Peach claimed that when the bumps were put in four years ago, residents in the area were not given a say in their installation. He said that he went to the Select Board repeatedly to see if they could be permanently removed.
He was told that he needed to bring forth a letter signed by multiple residents in the area who also had complaints about the speed bumps. However, Peach said he did not have the time to go through a drawn-out process. When he saw the speed bumps getting drilled in Tuesday morning, he decided that enough was enough.
“I feel it’s unfair that these were just installed without say by any of the neighborhood or the abutters,” Peach said. “One or several people were able to approach the selectmen and basically make this decision without any other input from anyone else in the neighborhood.”
Other business owners in the area said they also have to move large vehicles and machinery over the bumps multiple times a day.
Marblehead Movers owner Liam McGeown said that he has six trucks that are constantly going across the speed bumps. He said that there are often valuable or delicate items being moved in the trucks, which can potentially get damaged.
McGeown acknowledged that speed bumps are important and can effectively be used to slow down traffic. However, he doesn’t believe that they are always the answer.
“I think they’re safe, it slows people down, but you’re going over these maybe six, seven times a day,” McGeown said. “You have to slow way, way, way down in a moving truck and you run the risk of things being damaged because you’re hitting (the speed bumps) both ways.”
While the addition of the speed bumps has resulted in less hill jumping in the area, Peach and other residents said they appear to have created another issue.
The bumps do not go the width of the road, allowing for vehicles on both sides of the hill to avoid them by straddling the double yellow line or going around the edge with two wheels on the bumps.
But he said his biggest problem is that people in the area never had a choice in their installation.
“There’s no voice, no vote,” Peach said. “We weren’t notified as abutters. We’re the people affected the most.”
While Peach conducted what he called “an act of civil disobedience,” he said he understands the need for some form of traffic control on the street. He hopes that residents of the neighborhood and town officials can come together to develop a different strategy.
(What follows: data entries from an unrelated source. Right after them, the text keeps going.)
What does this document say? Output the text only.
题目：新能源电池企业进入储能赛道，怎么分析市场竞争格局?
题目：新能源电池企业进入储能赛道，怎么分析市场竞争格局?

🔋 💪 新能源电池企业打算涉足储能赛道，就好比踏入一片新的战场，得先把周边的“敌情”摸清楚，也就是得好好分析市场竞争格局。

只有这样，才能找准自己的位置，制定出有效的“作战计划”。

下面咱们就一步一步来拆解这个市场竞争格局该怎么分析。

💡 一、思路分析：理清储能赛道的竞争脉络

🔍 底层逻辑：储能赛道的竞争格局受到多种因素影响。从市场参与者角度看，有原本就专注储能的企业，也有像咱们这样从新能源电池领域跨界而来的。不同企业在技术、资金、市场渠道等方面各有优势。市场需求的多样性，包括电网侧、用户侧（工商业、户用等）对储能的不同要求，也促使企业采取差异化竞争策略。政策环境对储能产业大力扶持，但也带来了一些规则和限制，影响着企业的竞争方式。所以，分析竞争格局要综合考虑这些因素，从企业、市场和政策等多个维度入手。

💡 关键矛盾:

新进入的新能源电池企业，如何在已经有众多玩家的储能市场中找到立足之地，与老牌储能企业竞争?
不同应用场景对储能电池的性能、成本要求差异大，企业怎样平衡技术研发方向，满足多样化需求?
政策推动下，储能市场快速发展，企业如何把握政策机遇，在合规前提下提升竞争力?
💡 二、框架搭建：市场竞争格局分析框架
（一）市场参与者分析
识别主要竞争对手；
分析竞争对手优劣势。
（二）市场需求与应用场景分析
“I feel there are better ways to potentially enforce it, whether it’s a traffic camera, things that are more low-impact on everyone,” Peach said. “Let’s only punish the people who commit a crime, as opposed to punishing all the people who have to drive over it every single day who live in this neighborhood.”
“I think it’s unnecessary and unrealistic to put speed bumps on every single street to make them safe,” McGeown added. “Instead, put speed limits and enforce them through community and police.”